Abednego mengungkapkan keprihatinannya terhadap durasi lima tahun ini, dengan menyatakan, “Waktu lima tahun adalah masa yang sangat panjang bagi seorang pekerja untuk berada dalam ketidakpastian. Kesejahteraan dan jaminan sosial pekerja kontrak harus tetap diperhatikan.” Dalam pandangan SBSI, pemerintah sebaiknya mempertimbangkan untuk memperkuat perlindungan bagi pekerja kontrak, termasuk aturan mengenai pesangon dan tunjangan lainnya, agar mereka tidak berada dalam posisi yang rentan.
Harapan dan Langkah ke Depan
Abednego berharap bahwa putusan ini menjadi momentum untuk memperbaiki perlindungan bagi pekerja Indonesia, baik yang berstatus tetap maupun kontrak.
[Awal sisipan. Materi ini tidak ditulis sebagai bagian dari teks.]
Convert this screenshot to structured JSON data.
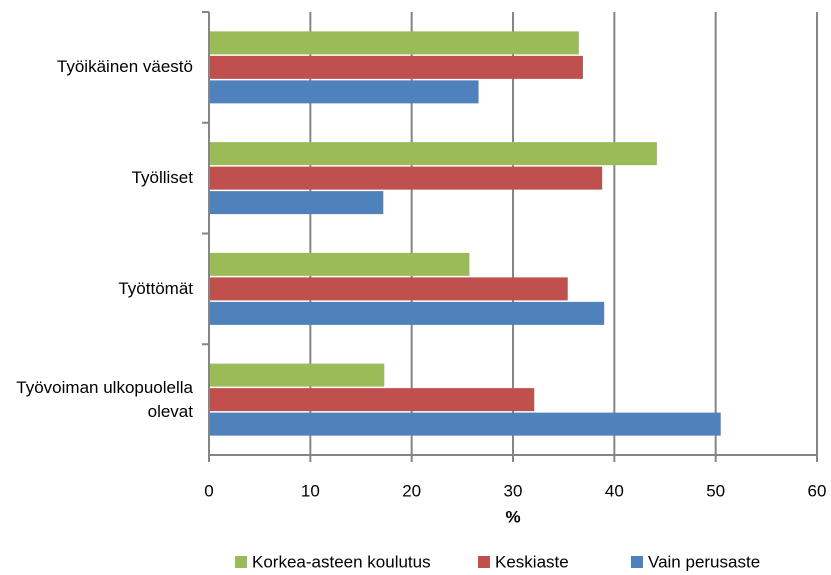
{
  "chart_data": {
    "type": "hbar",
    "categories": [
      "Työikäinen väestö",
      "Työlliset",
      "Työttömät",
      "Työvoiman ulkopuolella olevat"
    ],
    "series": [
      {
        "name": "Korkea-asteen koulutus",
        "color": "#9bbb59",
        "values": [
          36.5,
          44.2,
          25.7,
          17.3
        ]
      },
      {
        "name": "Keskiaste",
        "color": "#c0504d",
        "values": [
          36.9,
          38.8,
          35.4,
          32.1
        ]
      },
      {
        "name": "Vain perusaste",
        "color": "#4f81bd",
        "values": [
          26.6,
          17.2,
          39.0,
          50.5
        ]
      }
    ],
    "xlabel": "%",
    "xlim": [
      0,
      60
    ],
    "xticks": [
      0,
      10,
      20,
      30,
      40,
      50,
      60
    ],
    "grid": true,
    "legend": "bottom"
  }
}
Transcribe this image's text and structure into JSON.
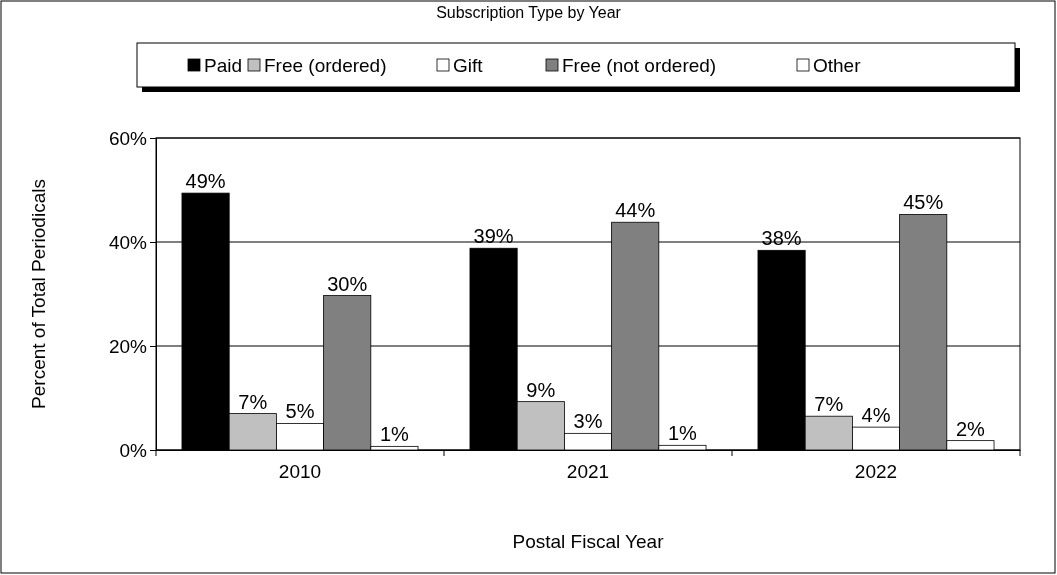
{
  "chart_data": {
    "type": "bar",
    "title": "Subscription Type by Year",
    "xlabel": "Postal Fiscal Year",
    "ylabel": "Percent of Total Periodicals",
    "categories": [
      "2010",
      "2021",
      "2022"
    ],
    "series": [
      {
        "name": "Paid",
        "color": "#000000",
        "values": [
          49.4,
          38.8,
          38.4
        ],
        "value_labels": [
          "49%",
          "39%",
          "38%"
        ]
      },
      {
        "name": "Free (ordered)",
        "color": "#c0c0c0",
        "values": [
          7.0,
          9.3,
          6.5
        ],
        "value_labels": [
          "7%",
          "9%",
          "7%"
        ]
      },
      {
        "name": "Gift",
        "color": "#ffffff",
        "values": [
          5.1,
          3.2,
          4.4
        ],
        "value_labels": [
          "5%",
          "3%",
          "4%"
        ]
      },
      {
        "name": "Free (not ordered)",
        "color": "#808080",
        "values": [
          29.7,
          43.8,
          45.3
        ],
        "value_labels": [
          "30%",
          "44%",
          "45%"
        ]
      },
      {
        "name": "Other",
        "color": "#ffffff",
        "values": [
          0.7,
          0.9,
          1.8
        ],
        "value_labels": [
          "1%",
          "1%",
          "2%"
        ]
      }
    ],
    "ylim": [
      0,
      60
    ],
    "yticks": [
      {
        "value": 0,
        "label": "0%"
      },
      {
        "value": 20,
        "label": "20%"
      },
      {
        "value": 40,
        "label": "40%"
      },
      {
        "value": 60,
        "label": "60%"
      }
    ],
    "grid": "y",
    "legend": "top"
  }
}
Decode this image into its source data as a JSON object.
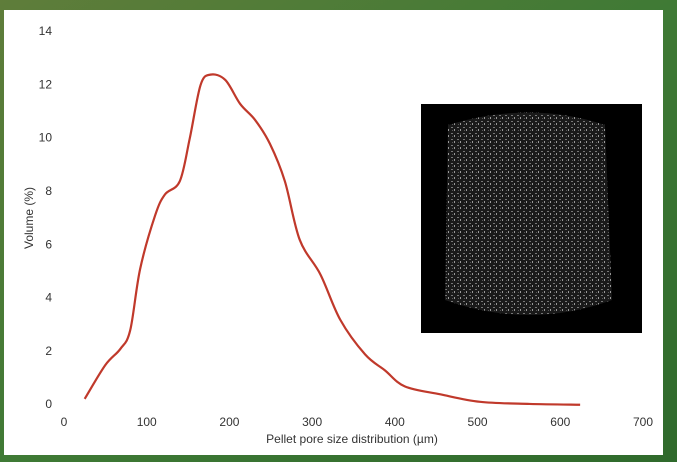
{
  "chart_data": {
    "type": "line",
    "x_label": "Pellet pore size distribution (µm)",
    "y_label": "Volume (%)",
    "xlim": [
      0,
      700
    ],
    "xticks": [
      0,
      100,
      200,
      300,
      400,
      500,
      600,
      700
    ],
    "ylim": [
      0,
      14
    ],
    "yticks": [
      0,
      2,
      4,
      6,
      8,
      10,
      12,
      14
    ],
    "series": [
      {
        "color": "#c0392b",
        "x": [
          25,
          50,
          68,
          80,
          92,
          110,
          122,
          140,
          152,
          165,
          177,
          195,
          213,
          231,
          249,
          267,
          285,
          310,
          334,
          364,
          388,
          412,
          455,
          503,
          563,
          624
        ],
        "values": [
          0.23,
          1.5,
          2.1,
          2.8,
          5.1,
          7.1,
          7.9,
          8.4,
          10,
          12.0,
          12.4,
          12.2,
          11.3,
          10.7,
          9.8,
          8.4,
          6.2,
          4.9,
          3.2,
          1.9,
          1.3,
          0.7,
          0.4,
          0.12,
          0.04,
          0.01
        ]
      }
    ]
  }
}
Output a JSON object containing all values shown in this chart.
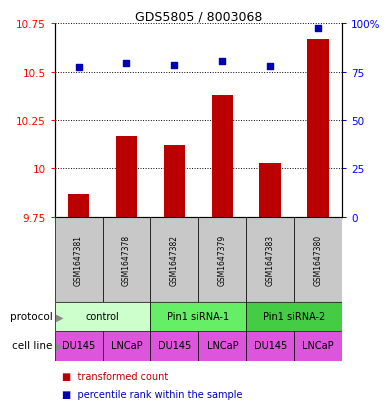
{
  "title": "GDS5805 / 8003068",
  "samples": [
    "GSM1647381",
    "GSM1647378",
    "GSM1647382",
    "GSM1647379",
    "GSM1647383",
    "GSM1647380"
  ],
  "red_values": [
    9.87,
    10.17,
    10.12,
    10.38,
    10.03,
    10.67
  ],
  "blue_values": [
    77.5,
    79.5,
    78.5,
    80.5,
    78.0,
    97.5
  ],
  "ylim_left": [
    9.75,
    10.75
  ],
  "ylim_right": [
    0,
    100
  ],
  "yticks_left": [
    9.75,
    10.0,
    10.25,
    10.5,
    10.75
  ],
  "yticks_right": [
    0,
    25,
    50,
    75,
    100
  ],
  "ytick_labels_left": [
    "9.75",
    "10",
    "10.25",
    "10.5",
    "10.75"
  ],
  "ytick_labels_right": [
    "0",
    "25",
    "50",
    "75",
    "100%"
  ],
  "protocols": [
    {
      "label": "control",
      "span": [
        0,
        2
      ],
      "color": "#ccffcc"
    },
    {
      "label": "Pin1 siRNA-1",
      "span": [
        2,
        4
      ],
      "color": "#66ee66"
    },
    {
      "label": "Pin1 siRNA-2",
      "span": [
        4,
        6
      ],
      "color": "#44cc44"
    }
  ],
  "cell_line_labels": [
    "DU145",
    "LNCaP",
    "DU145",
    "LNCaP",
    "DU145",
    "LNCaP"
  ],
  "cell_line_color": "#dd55dd",
  "red_color": "#bb0000",
  "blue_color": "#0000bb",
  "bar_bottom": 9.75,
  "grid_color": "#555555",
  "sample_bg_color": "#c8c8c8",
  "title_fontsize": 9,
  "tick_fontsize": 7.5,
  "sample_fontsize": 5.5,
  "row_label_fontsize": 7.5,
  "prot_fontsize": 7,
  "cell_fontsize": 7,
  "legend_fontsize": 7
}
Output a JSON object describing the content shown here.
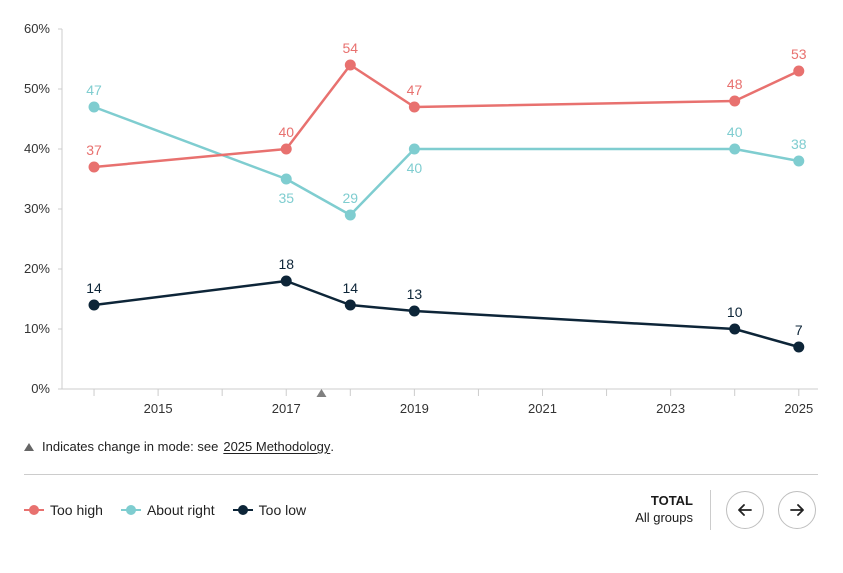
{
  "chart_data": {
    "type": "line",
    "title": "",
    "xlabel": "",
    "ylabel": "",
    "xlim": [
      2013.5,
      2025.3
    ],
    "ylim": [
      0,
      60
    ],
    "x_ticks": [
      2015,
      2017,
      2019,
      2021,
      2023,
      2025
    ],
    "x_ticks_minor": [
      2014,
      2016,
      2018,
      2020,
      2022,
      2024
    ],
    "y_ticks": [
      0,
      10,
      20,
      30,
      40,
      50,
      60
    ],
    "y_tick_labels": [
      "0%",
      "10%",
      "20%",
      "30%",
      "40%",
      "50%",
      "60%"
    ],
    "grid": false,
    "mode_change_x": 2017.55,
    "series": [
      {
        "name": "Too high",
        "color": "#e8716f",
        "label_pos": [
          "above",
          "above",
          "above",
          "above",
          "above",
          "above"
        ],
        "points": [
          [
            2014,
            37
          ],
          [
            2017,
            40
          ],
          [
            2018,
            54
          ],
          [
            2019,
            47
          ],
          [
            2024,
            48
          ],
          [
            2025,
            53
          ]
        ]
      },
      {
        "name": "About right",
        "color": "#7fcdd0",
        "label_pos": [
          "above",
          "below",
          "above",
          "below",
          "above",
          "above"
        ],
        "points": [
          [
            2014,
            47
          ],
          [
            2017,
            35
          ],
          [
            2018,
            29
          ],
          [
            2019,
            40
          ],
          [
            2024,
            40
          ],
          [
            2025,
            38
          ]
        ]
      },
      {
        "name": "Too low",
        "color": "#0d2538",
        "label_pos": [
          "above",
          "above",
          "above",
          "above",
          "above",
          "above"
        ],
        "points": [
          [
            2014,
            14
          ],
          [
            2017,
            18
          ],
          [
            2018,
            14
          ],
          [
            2019,
            13
          ],
          [
            2024,
            10
          ],
          [
            2025,
            7
          ]
        ]
      }
    ]
  },
  "note": {
    "text": "Indicates change in mode: see",
    "link": "2025 Methodology",
    "end": "."
  },
  "legend": {
    "items": [
      {
        "label": "Too high",
        "color": "#e8716f"
      },
      {
        "label": "About right",
        "color": "#7fcdd0"
      },
      {
        "label": "Too low",
        "color": "#0d2538"
      }
    ]
  },
  "group": {
    "title": "TOTAL",
    "subtitle": "All groups"
  },
  "nav": {
    "prev_icon": "arrow-left-icon",
    "next_icon": "arrow-right-icon"
  }
}
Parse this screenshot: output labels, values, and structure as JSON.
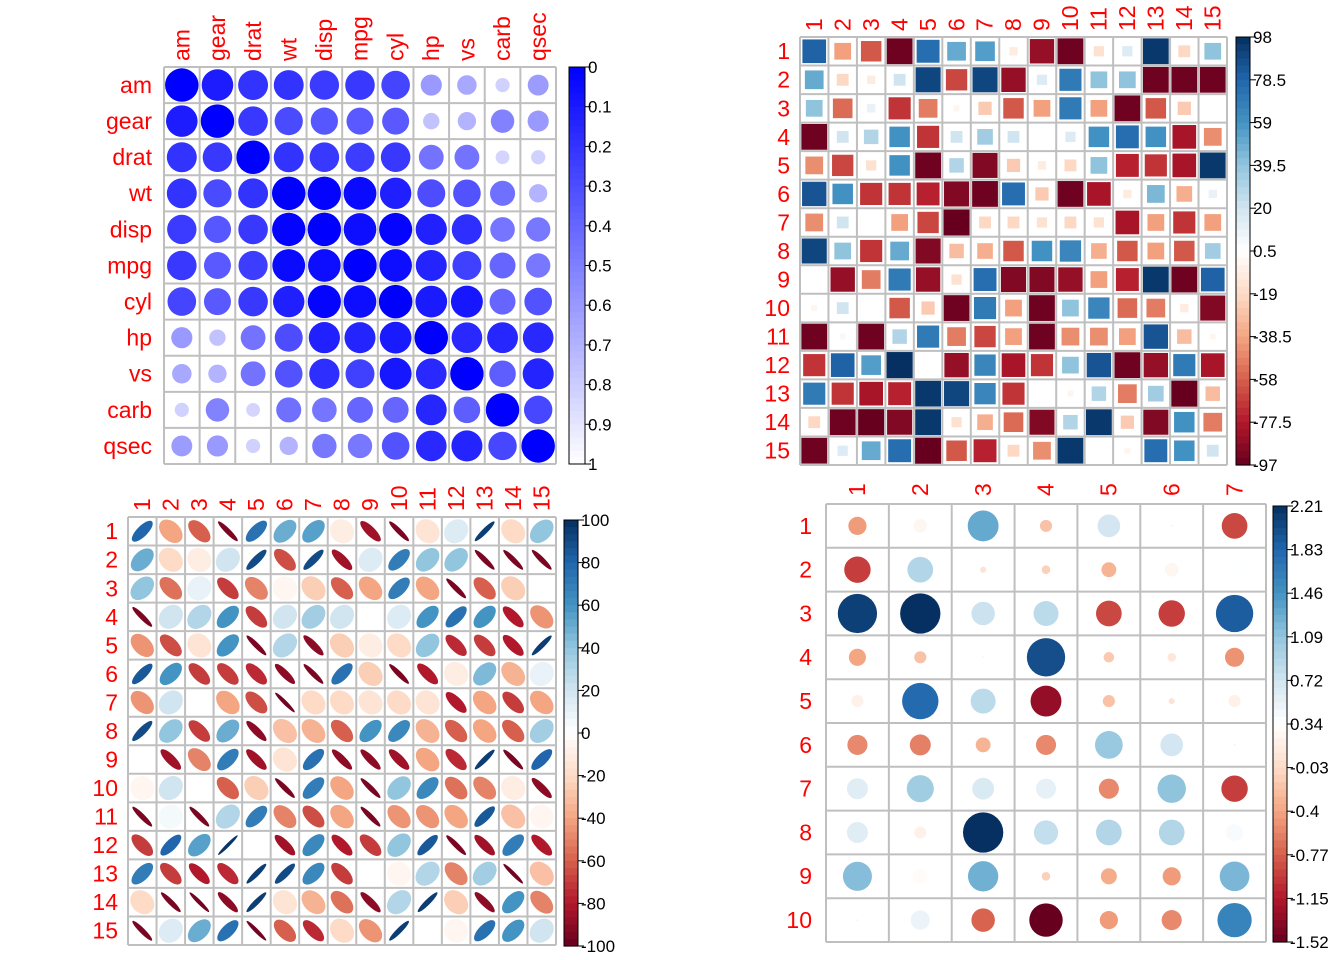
{
  "chart_data": [
    {
      "type": "heatmap",
      "glyph": "circle",
      "labels": [
        "am",
        "gear",
        "drat",
        "wt",
        "disp",
        "mpg",
        "cyl",
        "hp",
        "vs",
        "carb",
        "qsec"
      ],
      "colorbar": {
        "ticks": [
          "0",
          "0.1",
          "0.2",
          "0.3",
          "0.4",
          "0.5",
          "0.6",
          "0.7",
          "0.8",
          "0.9",
          "1"
        ],
        "range": [
          0,
          1
        ]
      },
      "matrix": [
        [
          1.0,
          0.89,
          0.8,
          0.8,
          0.77,
          0.78,
          0.73,
          0.4,
          0.34,
          0.18,
          0.39
        ],
        [
          0.89,
          1.0,
          0.78,
          0.71,
          0.66,
          0.65,
          0.65,
          0.24,
          0.3,
          0.49,
          0.4
        ],
        [
          0.8,
          0.78,
          1.0,
          0.8,
          0.78,
          0.76,
          0.78,
          0.55,
          0.55,
          0.17,
          0.18
        ],
        [
          0.8,
          0.71,
          0.8,
          1.0,
          0.99,
          0.96,
          0.88,
          0.7,
          0.68,
          0.56,
          0.3
        ],
        [
          0.77,
          0.66,
          0.78,
          0.99,
          1.0,
          0.95,
          0.98,
          0.87,
          0.82,
          0.54,
          0.53
        ],
        [
          0.78,
          0.65,
          0.76,
          0.96,
          0.95,
          1.0,
          0.95,
          0.86,
          0.75,
          0.6,
          0.53
        ],
        [
          0.73,
          0.65,
          0.78,
          0.88,
          0.98,
          0.95,
          1.0,
          0.9,
          0.91,
          0.6,
          0.68
        ],
        [
          0.4,
          0.24,
          0.55,
          0.7,
          0.87,
          0.86,
          0.9,
          1.0,
          0.84,
          0.85,
          0.84
        ],
        [
          0.34,
          0.3,
          0.55,
          0.68,
          0.82,
          0.75,
          0.91,
          0.84,
          1.0,
          0.63,
          0.86
        ],
        [
          0.18,
          0.49,
          0.17,
          0.56,
          0.54,
          0.6,
          0.6,
          0.85,
          0.63,
          1.0,
          0.72
        ],
        [
          0.39,
          0.4,
          0.18,
          0.3,
          0.53,
          0.53,
          0.68,
          0.84,
          0.86,
          0.72,
          1.0
        ]
      ]
    },
    {
      "type": "heatmap",
      "glyph": "square",
      "labels": [
        "1",
        "2",
        "3",
        "4",
        "5",
        "6",
        "7",
        "8",
        "9",
        "10",
        "11",
        "12",
        "13",
        "14",
        "15"
      ],
      "colorbar": {
        "ticks": [
          "98",
          "78.5",
          "59",
          "39.5",
          "20",
          "0.5",
          "-19",
          "-38.5",
          "-58",
          "-77.5",
          "-97"
        ],
        "range": [
          -97,
          98
        ]
      },
      "matrix": [
        [
          80,
          -40,
          -60,
          -95,
          75,
          50,
          55,
          -10,
          -85,
          -95,
          -15,
          15,
          95,
          -20,
          40
        ],
        [
          50,
          -20,
          -10,
          20,
          90,
          -65,
          90,
          -85,
          15,
          70,
          40,
          40,
          -95,
          -95,
          -95
        ],
        [
          40,
          -55,
          10,
          -70,
          -50,
          -5,
          -25,
          -60,
          -40,
          70,
          -40,
          -95,
          -60,
          -25,
          0
        ],
        [
          -95,
          20,
          30,
          60,
          -70,
          20,
          35,
          20,
          0,
          15,
          60,
          75,
          60,
          -80,
          -45
        ],
        [
          -45,
          -65,
          -15,
          60,
          -95,
          30,
          -90,
          -25,
          -10,
          -20,
          40,
          -75,
          -70,
          -80,
          95
        ],
        [
          85,
          60,
          -70,
          -70,
          -75,
          -90,
          -95,
          75,
          -25,
          -95,
          -80,
          -10,
          45,
          -35,
          10
        ],
        [
          -45,
          20,
          0,
          -40,
          -65,
          -97,
          -20,
          -20,
          -15,
          -20,
          -15,
          -80,
          -40,
          -70,
          -40
        ],
        [
          90,
          40,
          -70,
          50,
          -90,
          -30,
          -35,
          -60,
          60,
          65,
          -35,
          -60,
          -40,
          -60,
          35
        ],
        [
          0,
          -85,
          -50,
          70,
          -85,
          -15,
          75,
          -90,
          -90,
          -85,
          -40,
          -75,
          95,
          -95,
          80
        ],
        [
          -5,
          20,
          0,
          -60,
          -25,
          -95,
          70,
          -40,
          -95,
          40,
          65,
          -55,
          -50,
          -10,
          -90
        ],
        [
          -95,
          5,
          -95,
          30,
          70,
          -50,
          -65,
          -40,
          -95,
          -45,
          -45,
          -40,
          85,
          -30,
          -5
        ],
        [
          -70,
          80,
          55,
          98,
          0,
          -85,
          65,
          -80,
          -70,
          40,
          85,
          -95,
          -85,
          70,
          -80
        ],
        [
          70,
          -70,
          -80,
          -75,
          95,
          90,
          65,
          -70,
          0,
          -5,
          30,
          -50,
          35,
          -97,
          -30
        ],
        [
          -20,
          -95,
          -97,
          -90,
          95,
          -15,
          -35,
          -55,
          -90,
          30,
          95,
          -25,
          -90,
          60,
          -50
        ],
        [
          -95,
          15,
          50,
          75,
          -97,
          -60,
          -75,
          -20,
          -45,
          95,
          0,
          -5,
          75,
          60,
          20
        ]
      ]
    },
    {
      "type": "heatmap",
      "glyph": "ellipse",
      "labels": [
        "1",
        "2",
        "3",
        "4",
        "5",
        "6",
        "7",
        "8",
        "9",
        "10",
        "11",
        "12",
        "13",
        "14",
        "15"
      ],
      "colorbar": {
        "ticks": [
          "100",
          "80",
          "60",
          "40",
          "20",
          "0",
          "-20",
          "-40",
          "-60",
          "-80",
          "-100"
        ],
        "range": [
          -100,
          100
        ]
      },
      "matrix": [
        [
          80,
          -40,
          -60,
          -95,
          75,
          50,
          55,
          -10,
          -85,
          -95,
          -15,
          15,
          95,
          -20,
          40
        ],
        [
          50,
          -20,
          -10,
          20,
          90,
          -65,
          90,
          -85,
          15,
          70,
          40,
          40,
          -95,
          -95,
          -95
        ],
        [
          40,
          -55,
          10,
          -70,
          -50,
          -5,
          -25,
          -60,
          -40,
          70,
          -40,
          -95,
          -60,
          -25,
          0
        ],
        [
          -95,
          20,
          30,
          60,
          -70,
          20,
          35,
          20,
          0,
          15,
          60,
          75,
          60,
          -80,
          -45
        ],
        [
          -45,
          -65,
          -15,
          60,
          -95,
          30,
          -90,
          -25,
          -10,
          -20,
          40,
          -75,
          -70,
          -80,
          95
        ],
        [
          85,
          60,
          -70,
          -70,
          -75,
          -90,
          -95,
          75,
          -25,
          -95,
          -80,
          -10,
          45,
          -35,
          10
        ],
        [
          -45,
          20,
          0,
          -40,
          -65,
          -97,
          -20,
          -20,
          -15,
          -20,
          -15,
          -80,
          -40,
          -70,
          -40
        ],
        [
          90,
          40,
          -70,
          50,
          -90,
          -30,
          -35,
          -60,
          60,
          65,
          -35,
          -60,
          -40,
          -60,
          35
        ],
        [
          0,
          -85,
          -50,
          70,
          -85,
          -15,
          75,
          -90,
          -90,
          -85,
          -40,
          -75,
          95,
          -95,
          80
        ],
        [
          -5,
          20,
          0,
          -60,
          -25,
          -95,
          70,
          -40,
          -95,
          40,
          65,
          -55,
          -50,
          -10,
          -90
        ],
        [
          -95,
          5,
          -95,
          30,
          70,
          -50,
          -65,
          -40,
          -95,
          -45,
          -45,
          -40,
          85,
          -30,
          -5
        ],
        [
          -70,
          80,
          55,
          98,
          0,
          -85,
          65,
          -80,
          -70,
          40,
          85,
          -95,
          -85,
          70,
          -80
        ],
        [
          70,
          -70,
          -80,
          -75,
          95,
          90,
          65,
          -70,
          0,
          -5,
          30,
          -50,
          35,
          -97,
          -30
        ],
        [
          -20,
          -95,
          -97,
          -90,
          95,
          -15,
          -35,
          -55,
          -90,
          30,
          95,
          -25,
          -90,
          60,
          -50
        ],
        [
          -95,
          15,
          50,
          75,
          -97,
          -60,
          -75,
          -20,
          -45,
          95,
          0,
          -5,
          75,
          60,
          20
        ]
      ]
    },
    {
      "type": "heatmap",
      "glyph": "circle",
      "row_labels": [
        "1",
        "2",
        "3",
        "4",
        "5",
        "6",
        "7",
        "8",
        "9",
        "10"
      ],
      "col_labels": [
        "1",
        "2",
        "3",
        "4",
        "5",
        "6",
        "7"
      ],
      "colorbar": {
        "ticks": [
          "2.21",
          "1.83",
          "1.46",
          "1.09",
          "0.72",
          "0.34",
          "-0.03",
          "-0.4",
          "-0.77",
          "-1.15",
          "-1.52"
        ],
        "range": [
          -1.52,
          2.21
        ]
      },
      "matrix": [
        [
          -0.45,
          0.25,
          1.3,
          -0.2,
          0.7,
          0.0,
          -0.9
        ],
        [
          -0.95,
          0.9,
          0.05,
          -0.1,
          -0.3,
          0.25,
          0.35
        ],
        [
          2.1,
          2.21,
          0.75,
          0.85,
          -0.9,
          -0.95,
          1.9
        ],
        [
          -0.4,
          -0.2,
          0.0,
          2.0,
          -0.15,
          0.1,
          -0.5
        ],
        [
          0.2,
          1.8,
          0.85,
          -1.3,
          -0.2,
          0.05,
          0.2
        ],
        [
          -0.55,
          -0.6,
          -0.3,
          -0.55,
          1.05,
          0.7,
          0.0
        ],
        [
          0.6,
          1.0,
          0.65,
          0.55,
          -0.55,
          1.1,
          -0.95
        ],
        [
          0.6,
          0.2,
          2.21,
          0.8,
          0.9,
          0.9,
          0.4
        ],
        [
          1.15,
          0.3,
          1.25,
          -0.1,
          -0.35,
          -0.45,
          1.2
        ],
        [
          0.0,
          0.5,
          -0.75,
          -1.52,
          -0.45,
          -0.55,
          1.6
        ]
      ]
    }
  ]
}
Ia juga menekankan pentingnya dialog antara pemerintah, pengusaha, dan serikat pekerja dalam merumuskan kebijakan ketenagakerjaan yang lebih adil dan berkelanjutan. Selain itu, Abednego juga mendorong pemerintah untuk memperketat pengawasan terhadap implementasi prioritas tenaga kerja lokal, terutama dalam industri-industri strategis.
“Kita perlu memastikan bahwa putusan ini bukan hanya sekadar aturan di atas kertas, tetapi benar-benar dilaksanakan dengan konsisten di lapangan. Hanya dengan cara inilah kita dapat melindungi tenaga kerja kita dan memberikan mereka kesempatan untuk berkontribusi dalam pembangunan bangsa,” tegas Abednego.
Putusan MK terkait prioritas tenaga kerja lokal dan batas waktu PKWT merupakan langkah penting dalam reformasi ketenagakerjaan di Indonesia. Meskipun masih terdapat kekurangan yang perlu disempurnakan, keputusan ini diharapkan dapat menjadi fondasi bagi perlindungan pekerja Indonesia dan mengurangi ketergantungan pada tenaga kerja asing.
Dengan komitmen semua pihak, terutama pemerintah dan pelaku industri, kebijakan ini dapat diimplementasikan dengan baik untuk meningkatkan kesejahteraan pekerja dan memperkuat perekonomian nasional.